Sortie de l’espace théâtral, elle retrouve les rues de Paris, les ex et les copines, les cafés enfumés: ce qu’on a coutume de définir comme l’univers habituel de Claude Sautet. Elle est dans la vie, fait pleinement partie de ce monde que le vieux monsieur s’apprête à quitter. Mais le ver est dans le fruit, l’ultime représentation qu’il lui offre a trop de saveur. Nelly est mue par un mouvement presque schizophrénique qui consiste à rechercher dans le désordre de la vie quotidienne l’histoire d’amour que Mr. Arnaud ne peut plus lui donner. Dans une construction parfaite et cruelle qui fait songer au meilleur Mankiewicz, le film montre Serrault et Anglade se partageant le travail.

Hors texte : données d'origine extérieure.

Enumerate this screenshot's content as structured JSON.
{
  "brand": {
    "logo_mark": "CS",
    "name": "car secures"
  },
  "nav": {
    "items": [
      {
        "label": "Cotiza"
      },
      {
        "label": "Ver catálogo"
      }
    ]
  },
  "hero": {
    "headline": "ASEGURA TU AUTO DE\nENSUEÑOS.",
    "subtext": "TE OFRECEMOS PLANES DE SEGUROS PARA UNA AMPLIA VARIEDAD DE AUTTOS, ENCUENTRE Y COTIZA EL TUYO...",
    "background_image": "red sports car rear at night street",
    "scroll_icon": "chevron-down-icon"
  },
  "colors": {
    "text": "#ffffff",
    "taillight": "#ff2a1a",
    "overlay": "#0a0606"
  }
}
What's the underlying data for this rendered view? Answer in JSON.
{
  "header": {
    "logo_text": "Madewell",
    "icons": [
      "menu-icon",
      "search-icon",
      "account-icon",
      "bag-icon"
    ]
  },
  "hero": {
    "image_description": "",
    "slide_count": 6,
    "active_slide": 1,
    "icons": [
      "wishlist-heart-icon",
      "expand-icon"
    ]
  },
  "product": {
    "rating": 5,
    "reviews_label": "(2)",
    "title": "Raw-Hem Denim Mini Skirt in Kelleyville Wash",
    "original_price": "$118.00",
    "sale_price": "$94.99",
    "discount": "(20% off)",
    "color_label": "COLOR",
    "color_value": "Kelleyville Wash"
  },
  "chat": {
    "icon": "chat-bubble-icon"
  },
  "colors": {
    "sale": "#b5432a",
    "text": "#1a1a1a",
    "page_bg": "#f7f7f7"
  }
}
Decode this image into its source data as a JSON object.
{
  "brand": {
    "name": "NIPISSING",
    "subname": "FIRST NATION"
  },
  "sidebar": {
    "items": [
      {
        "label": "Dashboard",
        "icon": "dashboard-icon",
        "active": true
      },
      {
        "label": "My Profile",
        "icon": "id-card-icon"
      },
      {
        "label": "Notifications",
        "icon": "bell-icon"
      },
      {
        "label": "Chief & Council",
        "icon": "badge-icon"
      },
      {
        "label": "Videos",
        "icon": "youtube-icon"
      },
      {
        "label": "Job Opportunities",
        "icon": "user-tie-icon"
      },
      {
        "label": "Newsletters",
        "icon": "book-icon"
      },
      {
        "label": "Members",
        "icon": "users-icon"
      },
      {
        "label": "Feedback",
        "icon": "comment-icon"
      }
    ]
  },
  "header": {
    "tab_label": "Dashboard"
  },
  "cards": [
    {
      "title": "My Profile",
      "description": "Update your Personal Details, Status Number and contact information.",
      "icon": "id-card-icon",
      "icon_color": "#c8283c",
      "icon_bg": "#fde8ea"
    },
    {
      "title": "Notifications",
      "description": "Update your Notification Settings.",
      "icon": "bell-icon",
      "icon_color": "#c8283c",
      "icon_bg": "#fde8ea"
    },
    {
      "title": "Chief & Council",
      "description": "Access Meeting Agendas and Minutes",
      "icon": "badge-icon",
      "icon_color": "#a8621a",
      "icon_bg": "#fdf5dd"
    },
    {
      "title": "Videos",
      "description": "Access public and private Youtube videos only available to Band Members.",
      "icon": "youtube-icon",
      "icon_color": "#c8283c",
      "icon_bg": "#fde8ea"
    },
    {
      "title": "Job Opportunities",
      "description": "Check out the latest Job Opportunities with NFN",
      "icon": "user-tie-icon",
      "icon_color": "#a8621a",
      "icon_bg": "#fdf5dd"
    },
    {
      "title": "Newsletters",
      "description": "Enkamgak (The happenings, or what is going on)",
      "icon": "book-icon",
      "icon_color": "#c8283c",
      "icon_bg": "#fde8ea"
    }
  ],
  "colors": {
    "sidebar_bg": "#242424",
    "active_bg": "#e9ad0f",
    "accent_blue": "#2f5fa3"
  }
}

Au premier, les scènes de restaurant où la séduction prime ; au second, le sexe et le café du matin. Sautet dresse un constat qui a un goût de cendres. Profondément pessimiste et particulièrement brillant, Nelly et Mr. Arnaud est le meilleur film d’un grand cinéaste arrivé à l’apogée de son talent. Chaque plan, chaque raccord sont des merveilles de finesse et de discrétion. Si Sautet montre et ordonne tout avec une précision maniaque, il ne souligne rien. Echappant ainsi à l’écueil de l’académisme, son film a l’élégance de la grande tradition classique.